Fifth Circuit Tosses NLRB Ruling in Arbitration Fight
Siding with the defense in a closely-watched employment case, the U.S. Court of Appeals for the Fifth Circuit on Tuesday upheld the use of class or collective action waivers in arbitration agreements.
The decision in D.R. Horton Inc. v. National Labor Relations Board, argued before the court back in February, overturned the NLRB’s previous decision, which held that the massive Texas-based residential building company was violating the National Labor Relations Act when it required employees to sign a waiver that prevents them from entering class or collective actions against their employer.
Ron Chapman Jr., shareholder at Ogletree Deakins, represented D.R. Horton in the case along with Christopher Murray, another Ogletree shareholder. Chapman told CorpCounsel.com that he believes the ruling is a victory not just for his client but for employers across the country.
“We’re obviously thrilled with the decision—it validates the position we’ve been taking for a long time now,” he said.
In 2006, D.R. Horton began making its workers sign a “Mutual Arbitration Agreement,” which required that employees use final and binding arbitration to resolve claims and disputes rather than bringing them before a court of law. The agreement also included a class and collective action waiver. Michael Cuda, a D.R. Horton superintendent who had signed the agreement, along with a class of similarly situated superintendents, tried to get a Fair Labor Standards Act (FSLA) case arbitrated as a class, only to be barred from doing so. Cuda then filed an unfair labor practice charge under the NLRA.
Chapman said that the waivers in question in the case are becoming increasingly common, as companies respond to an uptick in class action litigation from employees. He added that he believes the labor board is broadening its interpretation of the NLRA—and that informed their decision to bring the case.
“I would say that the court of appeals reminded the NLRB that while it is authorized to interpret the NLRA, it is not authorized to ignore other statutes,” said Chapman. “And the NLRB’s interpretation I think was overbroad in this case, and that created the conflict with the FAA [Federal Arbitration Act].”
Gregory King, director of the NLRB Office of Public Affairs, told CorpCounsel.com that the board is currently reviewing the Fifth Circuit decision.
Ronald Meisburg, partner in the labor and employment law department at Proskauer Rose, co-head of the firm’s labor-management relations practice group and a former general counsel of the NLRB, told CorpCounsel.com that the Fifth Circuit ruling was a “big victory” for D.R. Horton.
However, Meisburg noted that the verdict likely won’t stop the NLRB from issuing more complaints on the waiver issue, because they maintain a “doctrine of non-acquiescence,” due to their position as an organization of national scope. “They’re not going to necessarily change their policy because they lose in one court of appeals in one circuit,” he said, adding that litigation on the topic is probably not over until more courts rebuke the NLRB directly or the issue gets pushed to the U.S. Supreme Court.
The NLRB is getting increasingly likely to pursue cases like the one against D.R. Horton, according to Meisburg. “The board in general over the last few years has been more focused on what they call ‘protected concerted activity,’ ” he said.
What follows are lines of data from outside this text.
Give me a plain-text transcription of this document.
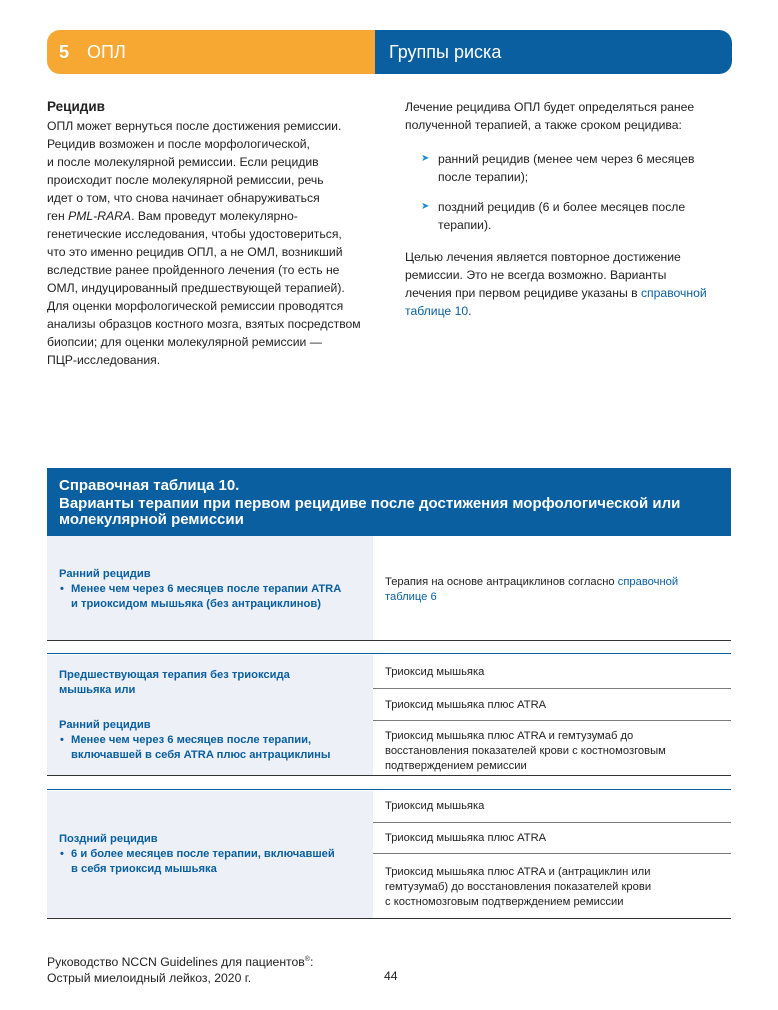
5 ОПЛ	Группы риска
Рецидив

ОПЛ может вернуться после достижения ремиссии.
Рецидив возможен и после морфологической,
и после молекулярной ремиссии. Если рецидив
происходит после молекулярной ремиссии, речь
идет о том, что снова начинает обнаруживаться
ген PML-RARA. Вам проведут молекулярно-
генетические исследования, чтобы удостовериться,
что это именно рецидив ОПЛ, а не ОМЛ, возникший
вследствие ранее пройденного лечения (то есть не
ОМЛ, индуцированный предшествующей терапией).
Для оценки морфологической ремиссии проводятся
анализы образцов костного мозга, взятых посредством
биопсии; для оценки молекулярной ремиссии —
ПЦР-исследования.

Лечение рецидива ОПЛ будет определяться ранее
полученной терапией, а также сроком рецидива:

➤ ранний рецидив (менее чем через 6 месяцев
после терапии);
➤ поздний рецидив (6 и более месяцев после
терапии).

Целью лечения является повторное достижение
ремиссии. Это не всегда возможно. Варианты
лечения при первом рецидиве указаны в справочной
таблице 10.

Справочная таблица 10.
Варианты терапии при первом рецидиве после достижения морфологической или молекулярной ремиссии
Ранний рецидив
• Менее чем через 6 месяцев после терапии ATRA
и триоксидом мышьяка (без антрациклинов)
Терапия на основе антрациклинов согласно справочной
таблице 6
Предшествующая терапия без триоксида
мышьяка или
Ранний рецидив
• Менее чем через 6 месяцев после терапии,
включавшей в себя ATRA плюс антрациклины
Триоксид мышьяка
Триоксид мышьяка плюс ATRA
Триоксид мышьяка плюс ATRA и гемтузумаб до
восстановления показателей крови с костномозговым
подтверждением ремиссии
Поздний рецидив
• 6 и более месяцев после терапии, включавшей
в себя триоксид мышьяка
Триоксид мышьяка
Триоксид мышьяка плюс ATRA
Триоксид мышьяка плюс ATRA и (антрациклин или
гемтузумаб) до восстановления показателей крови
с костномозговым подтверждением ремиссии
Руководство NCCN Guidelines для пациентов®:
Острый миелоидный лейкоз, 2020 г.	44
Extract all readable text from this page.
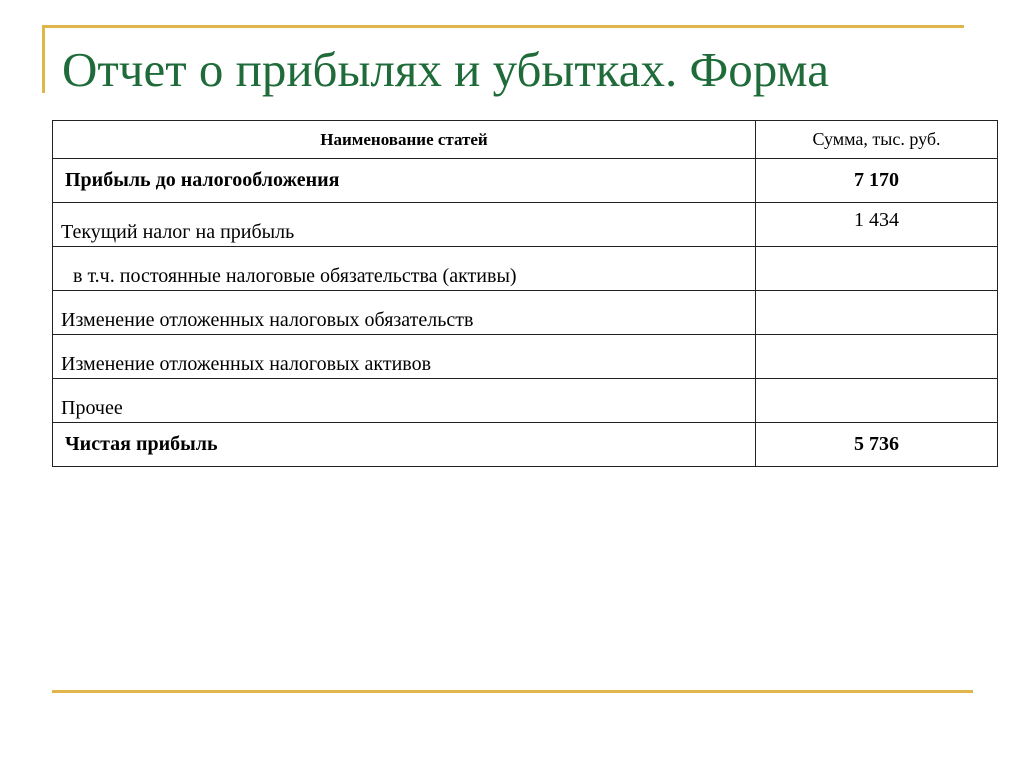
Отчет о прибылях и убытках. Форма
Наименование статей	Сумма, тыс. руб.
Прибыль до налогообложения	7 170
Текущий налог на прибыль	1 434
в т.ч. постоянные налоговые обязательства (активы)	
Изменение отложенных налоговых обязательств	
Изменение отложенных налоговых активов	
Прочее	
Чистая прибыль	5 736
This is defined as the right to band together to improve pay and working conditions, with or without a union.
Chapman said that by validating the use of class action waivers, D.R. Horton’s victory in court may prompt employers of every size “to consider whether to implement a class action waver in an arbitration agreement.”
And at companies that do decide to use these legal tools, he explained, it’s best to stay current, as the law is always evolving. “For those employers that have older arbitration agreements in place, they really need to dust them off and make sure they’re up to date,” he advised.